A juíza concordou com os pontos levantados pela empresa. Ela afirmou que, ao menos em análise preliminar, a equiparação do lucro presumido a um benefício fiscal para fins de aumento da base de cálculo é juridicamente questionável.

Renata Volotão comparou o modelo à declaração simplificada do Imposto de Renda, que também substitui a apuração real por presunção legal e não é considerada benefício fiscal.

Segundo ela, nos dois casos não se verifica a concessão de vantagem tributária garantida, mas uma “adoção de método alternativo de cálculo, cujo resultado pode revelar-se, inclusive, mais oneroso ao contribuinte, a depender de sua realidade econômica”.
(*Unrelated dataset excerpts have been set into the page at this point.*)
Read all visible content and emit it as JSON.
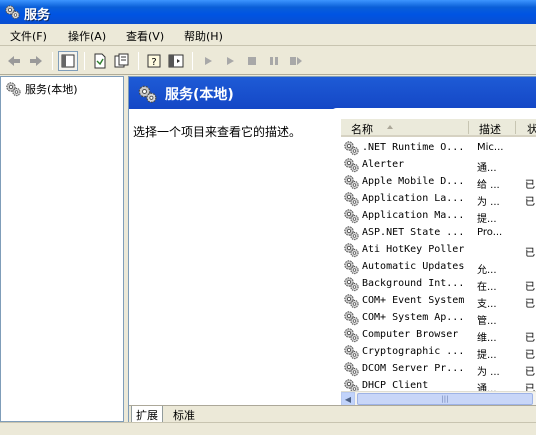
{
  "window": {
    "title": "服务"
  },
  "menu": [
    "文件(F)",
    "操作(A)",
    "查看(V)",
    "帮助(H)"
  ],
  "toolbar": {
    "buttons": [
      "back-icon",
      "forward-icon",
      "show-hide-tree-icon",
      "export-list-icon",
      "properties-icon",
      "help-icon",
      "console-tree-icon",
      "start-service-icon",
      "start-service-alt-icon",
      "stop-service-icon",
      "pause-service-icon",
      "restart-service-icon"
    ]
  },
  "tree": {
    "root_label": "服务(本地)"
  },
  "banner": {
    "title": "服务(本地)"
  },
  "description": {
    "text": "选择一个项目来查看它的描述。"
  },
  "list": {
    "columns": [
      "名称",
      "描述",
      "状"
    ],
    "rows": [
      {
        "name": ".NET Runtime O...",
        "desc": "Mic...",
        "status": ""
      },
      {
        "name": "Alerter",
        "desc": "通...",
        "status": ""
      },
      {
        "name": "Apple Mobile D...",
        "desc": "给 ...",
        "status": "已"
      },
      {
        "name": "Application La...",
        "desc": "为 ...",
        "status": "已"
      },
      {
        "name": "Application Ma...",
        "desc": "提...",
        "status": ""
      },
      {
        "name": "ASP.NET State ...",
        "desc": "Pro...",
        "status": ""
      },
      {
        "name": "Ati HotKey Poller",
        "desc": "",
        "status": "已"
      },
      {
        "name": "Automatic Updates",
        "desc": "允...",
        "status": ""
      },
      {
        "name": "Background Int...",
        "desc": "在...",
        "status": "已"
      },
      {
        "name": "COM+ Event System",
        "desc": "支...",
        "status": "已"
      },
      {
        "name": "COM+ System Ap...",
        "desc": "管...",
        "status": ""
      },
      {
        "name": "Computer Browser",
        "desc": "维...",
        "status": "已"
      },
      {
        "name": "Cryptographic ...",
        "desc": "提...",
        "status": "已"
      },
      {
        "name": "DCOM Server Pr...",
        "desc": "为 ...",
        "status": "已"
      },
      {
        "name": "DHCP Client",
        "desc": "通...",
        "status": "已"
      }
    ]
  },
  "tabs": [
    "扩展",
    "标准"
  ],
  "colors": {
    "title_bar": "#0054e3",
    "banner": "#1447c6",
    "window_bg": "#ece9d8"
  }
}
“Ademais, o não recolhimento da exação controvertida pode ensejar a lavratura de autos de infração, a imposição de multas e a restrição à obtenção de certidões de regularidade fiscal, circunstâncias aptas a causar prejuízo de difícil reparação”, escreveu a juíza. 

Cobrança desproporcional

Na decisão, Volotão argumentou ainda que a previsão da lei complementar de elevar linearmente os percentuais de presunção, sem exigir demonstração objetiva de alteração na lucratividade média das atividades alcançadas, poderia resultar em tributação de “renda inexistente ou meramente fictícia”.

“O IRPJ e a CSLL, no regime do lucro presumido, são apurados e recolhidos de forma periódica, de modo que a imediata incidência dos percentuais majorados impõe à impetrante a obrigação de desembolsar valores potencialmente indevidos, com impacto direto sobre seu fluxo de caixa”, disse ela.

“Diante desse cenário, a manutenção da exigibilidade do crédito tributário controvertido, antes do pronunciamento definitivo do Poder Judiciário, revela-se desproporcional, sendo suficiente, para a concessão da tutela de urgência, a plausibilidade do direito invocado e o risco concreto decorrente da exigência imediata da norma impugnada.”

Processo: 5000259-79.2026.4.02.5116.

Fonte: Conjur.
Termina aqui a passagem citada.